Мосягин откашлянулся, сделал служебное лицо и осторожно, грудью и головой подавшись
к священнику, громким шепотом заговорил. И по мере того, как он говорил, все
недоступнее и суровее становилось лицо попа — точно каменело оно под градом
больно бьющих, нудных слов мужика. И дышал он глубоко и часто, как будто задыхался
он в том бессмысленном, тупом и диком, что называлось жизнью Семена Мосягина
и обвивалось вокруг него, как черные кольца неведомой змеи. Словно сам строгий
закон причинности не имел власти над этой простой и фантастической жизнью: так
неожиданно, так шутовски нелепо сцеплялись в ней маленький грех и большое страдание,
крепкая, стихийная воля к такому же стихийному, могучему творчеству — и уродливое
прозябание где-то на границе между жизнью и смертью. Ясный умом и слегка насмешливый,
сильный, как лесной зверь, выносливый настолько, как будто в груди его билось
целых три сердца, и когда умирало одно от невыносимых страданий, другие два
давали жизнь новому — он мог, казалось, перевернуть самую землю, на которой
неуклюже, но крепко стояли его ноги. А в действительности происходило так: был
он постоянно голоден, голодала его жена, и дети, и скотина; и замутившийся ум
его блуждал, как пьяный, не находящий дверей своего дома. В отчаянных потугах
что-то построить, что-то создать он распластывался по земле — и все рассыпалось,
все валилось, все отвечало ему дикой насмешкой и глумлением. Он был жалостлив
и взял к себе сироту-приемыша, и все бранили его за это; а сирота пожил немного
и умер от постоянного голода и болезни, и тогда он сам начал бранить себя н
перестал понимать, нужно быть жалостливым или нет. Казалось, что слезы не должны
были высыхать на глазах этого человека, крики гнева и возмущения не должны были
замирать на его устах, а вместо того он был постоянно весел и шутлив и бороду
имел какую-то нелепо веселую, огненно-рыжую бороду, в которой все волоски точно
кружились и свивались в бесконечной затейливой пляске. Ходил в хороводах наравне
с молодыми девками и ребятами; пел жалобные песни высоким переливчатым голосом,
и тому, кто его слышал, плакать хотелось, а он насмешливо и тихо улыбался.

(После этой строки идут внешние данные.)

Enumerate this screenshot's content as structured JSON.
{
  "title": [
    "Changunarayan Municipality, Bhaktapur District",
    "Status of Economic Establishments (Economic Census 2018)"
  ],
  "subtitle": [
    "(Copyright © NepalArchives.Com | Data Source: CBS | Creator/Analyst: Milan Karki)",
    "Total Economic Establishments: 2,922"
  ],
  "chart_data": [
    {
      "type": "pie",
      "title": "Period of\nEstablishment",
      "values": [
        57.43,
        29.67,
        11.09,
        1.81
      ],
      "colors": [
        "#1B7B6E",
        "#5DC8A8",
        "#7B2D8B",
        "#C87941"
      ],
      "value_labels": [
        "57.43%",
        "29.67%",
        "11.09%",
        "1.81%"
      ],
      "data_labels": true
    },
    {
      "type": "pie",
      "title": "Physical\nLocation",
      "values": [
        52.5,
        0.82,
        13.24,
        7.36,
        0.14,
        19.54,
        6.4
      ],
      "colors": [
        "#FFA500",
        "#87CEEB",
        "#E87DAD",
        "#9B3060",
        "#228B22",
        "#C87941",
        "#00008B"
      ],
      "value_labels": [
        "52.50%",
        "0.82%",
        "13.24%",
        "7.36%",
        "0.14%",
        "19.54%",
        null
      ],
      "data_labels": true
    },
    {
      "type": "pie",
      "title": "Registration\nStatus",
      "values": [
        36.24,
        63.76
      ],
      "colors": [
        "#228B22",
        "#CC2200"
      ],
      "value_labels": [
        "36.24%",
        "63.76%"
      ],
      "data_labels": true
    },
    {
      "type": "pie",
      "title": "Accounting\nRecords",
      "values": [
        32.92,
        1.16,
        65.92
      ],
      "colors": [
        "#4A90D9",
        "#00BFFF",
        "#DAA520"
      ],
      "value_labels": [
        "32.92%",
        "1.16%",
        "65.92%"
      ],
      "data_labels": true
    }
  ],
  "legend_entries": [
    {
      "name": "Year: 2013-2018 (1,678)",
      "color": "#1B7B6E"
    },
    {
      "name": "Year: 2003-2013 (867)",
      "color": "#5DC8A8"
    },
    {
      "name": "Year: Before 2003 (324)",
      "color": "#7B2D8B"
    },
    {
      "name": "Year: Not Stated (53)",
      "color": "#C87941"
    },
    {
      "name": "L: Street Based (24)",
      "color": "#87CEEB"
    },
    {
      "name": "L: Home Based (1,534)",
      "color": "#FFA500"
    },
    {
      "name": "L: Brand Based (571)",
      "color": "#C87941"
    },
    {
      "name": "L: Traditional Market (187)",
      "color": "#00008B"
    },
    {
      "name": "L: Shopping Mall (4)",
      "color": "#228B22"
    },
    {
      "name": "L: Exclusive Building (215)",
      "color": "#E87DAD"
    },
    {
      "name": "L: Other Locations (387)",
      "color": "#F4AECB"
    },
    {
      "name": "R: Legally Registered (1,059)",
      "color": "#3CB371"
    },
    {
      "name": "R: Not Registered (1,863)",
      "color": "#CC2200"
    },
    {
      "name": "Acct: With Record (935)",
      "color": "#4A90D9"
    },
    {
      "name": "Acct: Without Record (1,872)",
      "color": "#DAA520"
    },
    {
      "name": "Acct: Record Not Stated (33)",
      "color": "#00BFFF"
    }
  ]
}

И грехи его были ничтожные, формальные: то землемер, которого он возил на петровки,
дал ему скоромного пирога, и он съел, -и так долго он. рассказывал об этом,
как будто не пирог съел, а совершил убийство; то в прошлое году перед причастием
он выкурил папиросу, — и об этом он говорил долго и мучительно.
— Кончил! — весело, другим голосом сказал Мосягин н вытер со лба пот.
О. Василий медленно повернул к нему костлявую голову.
— А кто помогает тебе?
— Кто помогает-то? — повторил Мосягин, — Да никто не помогает. Скудно кормятся
жители-то, сам знаешь. Между прочим, Иван Порфирыч помог, — мужик осторожно
подмигнул попу, — дал три пуда муки, а к осени чтобы четыре.
*— А бог?
Семен вздохнул, и лицо его сделалось грустным.
— Бог-то? Стало быть, не заслужил.
От ненужных вопросов попа Мосягину стало скучно; он через плечо покосился на
пустую церковь, осторожно посчитал волосы в редкой бороде попа, заметил его
гнилые черные зубы и подумал: «Много, должно, сахару ест». И вздохнул.
— Чего ты ждешь?
— Чего жду-то? А чего ж мне ждать?
И снова молчание. В церкви темнело, и холодно было, и холод забирался под рубаху
мужика.
— Так, значит, и будет? — спросил поп, и слова его звучали далеко и глухо,
как комья земли на опущенный в могилу гроб.
— Так, значит, и будет. Так, значит, и будет, — повторил Мосягин, вслушиваясь
в свои слова.
И представилось ему то, что было в его жизни: голодные лица детей, попреки,
каторжный труд и тупая тяжесть под сердцем, от которой хочется пить водку и
драться; и оно будет опять, будет долго, будет непрерывно, пока не придет смерть.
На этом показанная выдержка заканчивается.